B. İstinaf Sebepleri
Davalı erkek vekili istinaf dilekçesinde özetle; iddiaların tamamının gerçek dışı olduğunu, tanıkların yanlı beyanda bulunduğunu, iddiaların hiçbirinin ispatlanamadığını, ceza dosyasının halen derdest olup kesinleşmediğini ve delil olmasının hukuka aykırı olduğunu, davalı erkeğin kusurları ispatlanmamışken tazminata hükmedilmesinin hukuka aykırı olduğunu, davalı erkeğin tazminatları ödeme imkanın bulunmadığını beyanla kararın kaldırılarak talepleri doğrultusunda karar verilmesi istemi ile istinaf başvurusunda bulunmuştur.
C. Gerekçe ve Sonuç
Bölge Adliye Mahkemesinin yukarıda tarih ve sayısı belirtilen kararı ile; davalı erkeğin ilk derece mahkemesince kabul edilen kusurlarının gerçekleştiği, boşanmaya neden olan olaylarda davalı erkeğin tam kusurlu olduğunun anlaşılması karşısında davanın kabulü ile tarafların boşanmalarına karar verilmesinde usul ve yasaya aykırı bir durum bulunmadığı, davacı kadın lehine maddî ve manevî tazminat, yoksulluk nafakası takdir edilmesinde de usul ve yasaya aykırı bir durum bulunmadığı, miktarının makul olduğu, ortak çocuklar için tedbir ve iştirak nafakası takdir edilmesinin de doğru olduğu gerekçesi ile davalı erkeğin istinaf başvurusunun 6100 sayılı Hukuk Muhakemeleri Kanunu’nun (6100 sayılı Kanun) 353 üncü maddesinin birinci fıkrasının (b) bendinin (1) inci alt bendi gereğince esastan reddine karar verilmiştir.
V. TEMYİZ
A. Temyiz Yoluna Başvuranlar
Bölge Adliye Mahkemesinin yukarıda belirtilen kararına karşı süresi içinde davalı erkek vekili tarafından temyiz başvurusunda bulunmuştur.
B. Temyiz Sebepleri
Davalı erkek vekili, istinaf sebeplerini tekrar ile kararın bozulmasına karar verilmesini talep etmiştir.
C. Gerekçe
1. Uyuşmazlık ve Hukuki Nitelendirme
Uyuşmazlık, davanın kabulü şartlarının oluşup oluşmadığı, kusur değerlendirmesi, davalı erkek aleyhine nafaka ve tazminata hükmedilmesi şartlarının gerçekleşip gerçekleşmediği, şartları var ise miktarlarının dosya kapsamı ve hakkaniyete uygun olup olmadığı noktasında toplanmaktadır.
2. İlgili Hukuk
4721 sayılı Kanun'un 4 üncü, 6 ncı, 166 ncı maddesinin birinci ve ikinci fıkrası, 169 uncu maddesi, 174 üncü maddesinin birinci ve ikinci fıkrası, 175 inci ve 330 uncu maddesi, 6100 sayılı Kanun'un 369 uncu maddesinin birinci fıkrası ile 370 ve 371 inci maddesi, 6098 sayılı Türk Borçlar Kanununun (6098 sayılı Kanun) 50 nci ve 51 inci maddeleri.
3. Değerlendirme
1.Bölge Adliye Mahkemelerinin nihai kararlarının bozulması 6100 sayılı Kanun'un 371 inci maddesinde yer alan sebeplerden birinin varlığı hâlinde mümkündür.

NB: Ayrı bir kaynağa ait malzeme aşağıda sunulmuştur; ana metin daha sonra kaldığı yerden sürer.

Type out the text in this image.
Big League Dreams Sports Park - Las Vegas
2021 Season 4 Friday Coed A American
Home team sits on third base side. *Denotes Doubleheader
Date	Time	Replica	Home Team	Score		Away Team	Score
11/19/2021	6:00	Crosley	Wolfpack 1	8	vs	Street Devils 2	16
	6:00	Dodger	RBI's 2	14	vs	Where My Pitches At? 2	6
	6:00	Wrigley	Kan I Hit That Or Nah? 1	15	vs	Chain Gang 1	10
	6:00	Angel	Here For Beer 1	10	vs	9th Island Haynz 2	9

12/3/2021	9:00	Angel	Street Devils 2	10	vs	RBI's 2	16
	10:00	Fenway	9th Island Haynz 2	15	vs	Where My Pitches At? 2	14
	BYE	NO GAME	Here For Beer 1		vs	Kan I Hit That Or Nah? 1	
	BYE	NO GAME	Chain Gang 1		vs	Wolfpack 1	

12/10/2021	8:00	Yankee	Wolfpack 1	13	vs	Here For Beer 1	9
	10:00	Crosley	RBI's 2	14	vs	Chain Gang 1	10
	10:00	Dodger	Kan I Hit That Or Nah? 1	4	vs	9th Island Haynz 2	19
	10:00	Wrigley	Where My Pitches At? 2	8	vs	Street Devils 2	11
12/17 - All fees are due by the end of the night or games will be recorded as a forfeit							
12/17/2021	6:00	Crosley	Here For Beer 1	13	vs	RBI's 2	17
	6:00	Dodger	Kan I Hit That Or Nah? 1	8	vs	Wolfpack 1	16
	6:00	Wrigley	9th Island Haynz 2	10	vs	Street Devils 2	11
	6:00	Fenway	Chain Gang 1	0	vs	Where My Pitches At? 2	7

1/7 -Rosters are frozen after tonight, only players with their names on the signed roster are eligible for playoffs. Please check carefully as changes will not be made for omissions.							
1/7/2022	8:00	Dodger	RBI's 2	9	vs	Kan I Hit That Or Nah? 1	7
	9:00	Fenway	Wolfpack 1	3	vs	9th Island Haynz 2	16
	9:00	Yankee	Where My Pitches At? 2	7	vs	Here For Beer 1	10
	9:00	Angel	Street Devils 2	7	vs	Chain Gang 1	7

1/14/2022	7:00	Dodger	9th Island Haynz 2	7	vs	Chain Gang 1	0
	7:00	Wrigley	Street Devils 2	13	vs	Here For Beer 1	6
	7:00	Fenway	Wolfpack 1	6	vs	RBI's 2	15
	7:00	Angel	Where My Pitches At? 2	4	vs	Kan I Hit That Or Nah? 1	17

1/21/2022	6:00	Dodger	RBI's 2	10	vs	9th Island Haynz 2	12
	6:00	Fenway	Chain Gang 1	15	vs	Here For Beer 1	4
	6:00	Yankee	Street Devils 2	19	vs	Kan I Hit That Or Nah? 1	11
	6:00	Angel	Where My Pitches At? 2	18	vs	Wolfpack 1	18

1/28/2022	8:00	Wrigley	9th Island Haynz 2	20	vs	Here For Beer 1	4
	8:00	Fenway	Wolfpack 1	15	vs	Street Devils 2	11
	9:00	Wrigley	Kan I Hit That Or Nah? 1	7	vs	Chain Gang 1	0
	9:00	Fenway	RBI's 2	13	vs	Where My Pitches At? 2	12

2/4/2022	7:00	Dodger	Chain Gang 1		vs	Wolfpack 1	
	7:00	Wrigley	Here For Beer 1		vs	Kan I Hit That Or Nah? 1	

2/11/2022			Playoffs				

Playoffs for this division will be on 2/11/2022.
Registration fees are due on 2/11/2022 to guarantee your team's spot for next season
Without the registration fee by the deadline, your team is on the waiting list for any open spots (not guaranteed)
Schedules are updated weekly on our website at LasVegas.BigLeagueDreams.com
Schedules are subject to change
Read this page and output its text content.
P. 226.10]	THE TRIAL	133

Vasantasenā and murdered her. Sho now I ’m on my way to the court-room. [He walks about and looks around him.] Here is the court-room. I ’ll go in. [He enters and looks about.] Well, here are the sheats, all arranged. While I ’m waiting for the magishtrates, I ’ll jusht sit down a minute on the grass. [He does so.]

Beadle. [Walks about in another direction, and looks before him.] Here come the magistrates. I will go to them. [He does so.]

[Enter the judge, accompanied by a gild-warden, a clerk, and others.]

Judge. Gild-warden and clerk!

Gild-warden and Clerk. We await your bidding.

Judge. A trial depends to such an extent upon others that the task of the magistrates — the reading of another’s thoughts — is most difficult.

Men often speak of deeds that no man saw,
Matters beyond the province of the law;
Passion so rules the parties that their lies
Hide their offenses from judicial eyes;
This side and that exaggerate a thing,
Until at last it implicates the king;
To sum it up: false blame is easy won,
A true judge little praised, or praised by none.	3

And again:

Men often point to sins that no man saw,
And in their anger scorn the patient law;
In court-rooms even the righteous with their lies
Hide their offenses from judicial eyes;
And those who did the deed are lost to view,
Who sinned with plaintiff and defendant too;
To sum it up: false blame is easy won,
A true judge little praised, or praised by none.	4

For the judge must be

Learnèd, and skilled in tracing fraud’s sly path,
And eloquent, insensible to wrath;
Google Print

2.Temyizen incelenen karar, tarafların karşılıklı iddia ve savunmalarına, dayandıkları belgelere, uyuşmazlığa uygulanması gereken hukuk kuralları ile hukuki ilişkinin nitelendirilmesine, dava şartlarına, yargılama ve ispat kuralları ile kararda belirtilen gerekçelere göre usul ve kanuna uygun olup davalı erkek vekili tarafından temyiz dilekçesinde ileri sürülen nedenler kararın bozulmasını gerektirecek nitelikte görülmemiştir.
VI. KARAR
Açıklanan sebeplerle;
Temyiz olunan Bölge Adliye Mahkemesi kararının 6100 sayılı Kanun'un 370 inci maddesinin birinci fıkrası uyarınca ONANMASINA,
Aşağıda yazılı temyiz giderinin temyiz edene yükletilmesine,
Dosyanın İlk Derece Mahkemesine, kararın bir örneğinin Bölge Adliye Mahkemesine gönderilmesine,
04.11.2024 tarihinde oy birliğiyle karar verildi.